5.5.1
INFLUENCE OF REDUCED FOLPET SENSITIVITY IN BOTRYTIS CINEREA ON DICARBOXIMIDE RESISTANCE FREQUENCY IN SOUTH AFRICAN TABLE GRAPE VINEYARDS

PH FOURIE and G HOLZ

Department of Plant Pathology, University of Stellenbosch, Private Bag X1, Matieland, 7602, South Africa

Background and objectives
Monitoring changes in the frequency of resistance conducted in 10 commercial vineyards under high-, medium- and low-schedule dicarboximide (DC) programmes showed that the resistance incidence fluctuated from low (average 12.7%) over the winter period to high (average 55.8%) during the growing season [1]. In vineyards subjected to a high-schedule DC programme, the frequency of resistant strains increased drastically after bloom. However, in some of these vineyards DC resistance increased early in the season prior to the application of DCs. Folpet is usually applied at the pre-blossom stage in local vineyards to control Phomopsis viticola.
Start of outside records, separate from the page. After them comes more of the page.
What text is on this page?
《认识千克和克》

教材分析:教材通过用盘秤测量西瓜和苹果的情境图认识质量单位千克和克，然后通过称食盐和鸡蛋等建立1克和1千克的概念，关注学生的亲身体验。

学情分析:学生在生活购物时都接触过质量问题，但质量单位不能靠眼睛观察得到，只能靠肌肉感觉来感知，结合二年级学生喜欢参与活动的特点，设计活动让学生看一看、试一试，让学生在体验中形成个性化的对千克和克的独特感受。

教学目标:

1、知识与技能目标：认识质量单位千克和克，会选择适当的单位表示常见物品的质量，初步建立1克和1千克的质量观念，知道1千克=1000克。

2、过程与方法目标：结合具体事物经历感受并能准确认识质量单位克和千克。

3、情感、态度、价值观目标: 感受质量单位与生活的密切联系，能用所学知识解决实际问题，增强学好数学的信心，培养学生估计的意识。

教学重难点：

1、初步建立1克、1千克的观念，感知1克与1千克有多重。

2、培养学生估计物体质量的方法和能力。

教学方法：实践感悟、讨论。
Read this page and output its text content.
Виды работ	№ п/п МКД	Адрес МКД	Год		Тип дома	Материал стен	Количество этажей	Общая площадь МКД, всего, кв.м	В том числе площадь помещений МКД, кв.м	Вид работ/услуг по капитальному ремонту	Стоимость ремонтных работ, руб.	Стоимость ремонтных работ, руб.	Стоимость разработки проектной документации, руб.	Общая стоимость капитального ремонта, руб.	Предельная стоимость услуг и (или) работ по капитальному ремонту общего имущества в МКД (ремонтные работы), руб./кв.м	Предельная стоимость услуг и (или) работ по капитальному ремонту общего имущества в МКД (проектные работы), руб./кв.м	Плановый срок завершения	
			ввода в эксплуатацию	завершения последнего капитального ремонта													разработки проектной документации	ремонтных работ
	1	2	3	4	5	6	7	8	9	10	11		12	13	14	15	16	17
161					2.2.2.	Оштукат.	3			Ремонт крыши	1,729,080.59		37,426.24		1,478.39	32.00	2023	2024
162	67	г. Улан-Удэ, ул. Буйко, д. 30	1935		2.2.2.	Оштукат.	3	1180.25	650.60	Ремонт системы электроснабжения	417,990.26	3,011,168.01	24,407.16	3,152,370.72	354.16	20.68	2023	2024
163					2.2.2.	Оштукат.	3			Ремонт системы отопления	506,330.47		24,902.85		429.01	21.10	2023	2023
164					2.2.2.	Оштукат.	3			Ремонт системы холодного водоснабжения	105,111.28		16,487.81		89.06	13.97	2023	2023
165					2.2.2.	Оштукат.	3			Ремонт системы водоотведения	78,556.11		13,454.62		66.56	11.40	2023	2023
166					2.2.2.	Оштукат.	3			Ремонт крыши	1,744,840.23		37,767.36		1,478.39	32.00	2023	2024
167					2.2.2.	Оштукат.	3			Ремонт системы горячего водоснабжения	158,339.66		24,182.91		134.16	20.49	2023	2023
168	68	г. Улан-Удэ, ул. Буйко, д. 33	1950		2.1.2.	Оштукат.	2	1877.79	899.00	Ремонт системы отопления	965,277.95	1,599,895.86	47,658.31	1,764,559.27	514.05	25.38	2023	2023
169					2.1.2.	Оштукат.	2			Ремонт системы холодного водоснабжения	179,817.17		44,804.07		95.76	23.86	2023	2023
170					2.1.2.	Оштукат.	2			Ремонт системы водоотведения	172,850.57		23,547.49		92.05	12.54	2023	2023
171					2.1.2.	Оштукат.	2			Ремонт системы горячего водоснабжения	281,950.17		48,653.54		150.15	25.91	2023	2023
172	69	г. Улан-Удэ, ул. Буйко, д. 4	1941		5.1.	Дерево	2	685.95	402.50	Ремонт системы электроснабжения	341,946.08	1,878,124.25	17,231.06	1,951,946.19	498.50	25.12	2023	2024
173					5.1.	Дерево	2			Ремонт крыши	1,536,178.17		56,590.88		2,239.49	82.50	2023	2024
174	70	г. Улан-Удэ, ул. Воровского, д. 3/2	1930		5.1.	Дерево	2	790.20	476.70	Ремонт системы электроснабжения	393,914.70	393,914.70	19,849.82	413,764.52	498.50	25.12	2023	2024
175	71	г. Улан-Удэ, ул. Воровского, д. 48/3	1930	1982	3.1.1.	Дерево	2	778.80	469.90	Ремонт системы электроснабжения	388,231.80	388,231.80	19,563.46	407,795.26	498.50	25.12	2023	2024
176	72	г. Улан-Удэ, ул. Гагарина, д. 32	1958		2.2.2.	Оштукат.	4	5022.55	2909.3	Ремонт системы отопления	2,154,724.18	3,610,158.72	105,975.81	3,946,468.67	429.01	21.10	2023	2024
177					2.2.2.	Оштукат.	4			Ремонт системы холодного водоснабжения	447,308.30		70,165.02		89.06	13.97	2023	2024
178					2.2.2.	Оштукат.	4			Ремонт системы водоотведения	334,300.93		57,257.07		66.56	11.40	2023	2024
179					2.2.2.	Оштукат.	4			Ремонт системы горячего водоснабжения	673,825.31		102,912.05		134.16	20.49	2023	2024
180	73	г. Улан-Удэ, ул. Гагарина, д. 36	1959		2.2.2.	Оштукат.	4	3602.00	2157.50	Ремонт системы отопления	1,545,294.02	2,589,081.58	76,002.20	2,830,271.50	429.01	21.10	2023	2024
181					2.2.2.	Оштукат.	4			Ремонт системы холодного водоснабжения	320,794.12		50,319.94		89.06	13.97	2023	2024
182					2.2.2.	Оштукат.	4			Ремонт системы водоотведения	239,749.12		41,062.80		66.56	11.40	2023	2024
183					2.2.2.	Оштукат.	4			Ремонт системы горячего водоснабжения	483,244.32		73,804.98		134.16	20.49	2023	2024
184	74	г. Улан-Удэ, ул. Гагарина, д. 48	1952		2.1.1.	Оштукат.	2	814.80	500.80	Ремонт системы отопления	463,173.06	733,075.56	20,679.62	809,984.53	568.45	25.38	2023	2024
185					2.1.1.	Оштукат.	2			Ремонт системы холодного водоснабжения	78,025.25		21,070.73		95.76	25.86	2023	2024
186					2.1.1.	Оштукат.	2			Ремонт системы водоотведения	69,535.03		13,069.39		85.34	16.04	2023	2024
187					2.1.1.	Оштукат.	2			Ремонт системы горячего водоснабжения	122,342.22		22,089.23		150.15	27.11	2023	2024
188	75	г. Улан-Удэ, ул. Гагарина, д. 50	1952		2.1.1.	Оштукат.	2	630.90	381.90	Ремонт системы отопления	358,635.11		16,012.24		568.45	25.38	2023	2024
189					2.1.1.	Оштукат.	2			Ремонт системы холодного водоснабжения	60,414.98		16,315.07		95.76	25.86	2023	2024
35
In French vineyards, the increase in DC resistance frequencies was reported after the application of folpet [2]. The aim of this study was to determine the sensitivity of B. cinerea isolates, sampled from the high DC schedule vineyards, to folpet.

Materials and methods
B. cinerea isolates were obtained during the post-harvest stage from Dan-ben-Hannah and Waltham Cross vineyards in Simondium and in Northern Paarl. All isolates were screened against discriminatory concentrations of 3 g iprodione/ml or 5 g carbendazim/ml to characterise them for DC or benzimidazole (MBC) resistance, respectively. Fourteen sensitive, 10 ultra-low- and 5 low-level DC resistant strains, characterised in a previous study [1], were also tested against folpet to determine possible cross-resistance. Standard mycelial growth tests of all the isolates were done on a range of folpet-amended potato dextrose agar. Percentage inhibition was calculated and ED50-values determined.

Results and conclusions
Sixty-one percent of the 23 B. cinerea isolates sampled from the Dan-ben-Hannah vineyard in Simondium was resistant to iprodione; 93% of the iprodione resistant isolates were also resistant to carbendazim. Folpet ED50-values of the iprodione sensitive isolates ranged from 4.9 to 29.1 g/ml, whereas the folpet ED50-values of the iprodione resistant isolates ranged from 19.7 to above 100 g/ml. Five isolates were obtained from the Waltham Cross vineyard in Simondium; 20% were resistant to iprodione and carbendazim. The iprodione/carbendazim resistant isolate had a folpet ED50-value of 19.8 g/ml, while the iprodione sensitive isolates had folpet ED50-values ranging from 15.0 to 43.5 g/ml. Ninety-five percent of 22 and 21 isolates from the Northern Paarl Dan-ben-Hannah and Waltham Cross vineyard, respectively, were iprodione resistant. The iprodione sensitive isolate from the Waltham Cross vineyard was resistant to carbendazim, and had a folpet ED50-value of 15.6 g/ml. Iprodione resistant isolates had folpet ED50-values ranging from 21.5 to above 100 g/ml. The iprodione sensitive isolate from the Dan-ben-Hannah vineyard had a folpet ED50-value of 11.9 g/ml, and the iprodione resistant isolates had folpet ED50-values ranging from 21.6 to above 100 g/ml. The previously characterised DC sensitive isolates had folpet ED50-values ranging from 3.9 to 19.7 g/ml, the ultra-low-level DC resistant isolates from 5.5 to 62.1 g/ml, and the low-level DC resistant isolates from 11.3 to above 100 g/ml. The early increase of DC resistance frequencies in vineyards under the high DC schedule can thus be attributed to the dual resistance in B. cinerea sub-populations to DCs and folpet. This phenomenon was not observed in the low and medium DC schedule vineyards, despite the use of folpet during the pre-blossom stage. This may be explained by the significantly lower DC resistance balance value reported in these vineyards [1]. Reduced sensitivity to folpet in B. cinerea populations affects the management of DC resistance, and the repetitive use of this broad-spectrum fungicide in high DC schedule vineyards, or vineyards with a high DC resistance balance value, should be avoided.

References
1. Fourie PH, 1996. MSc.Thesis, University of Stellenbosch, South Africa.
2. Leroux P, Clerjeau, M, 1985. Crop Protection 4, 137-160.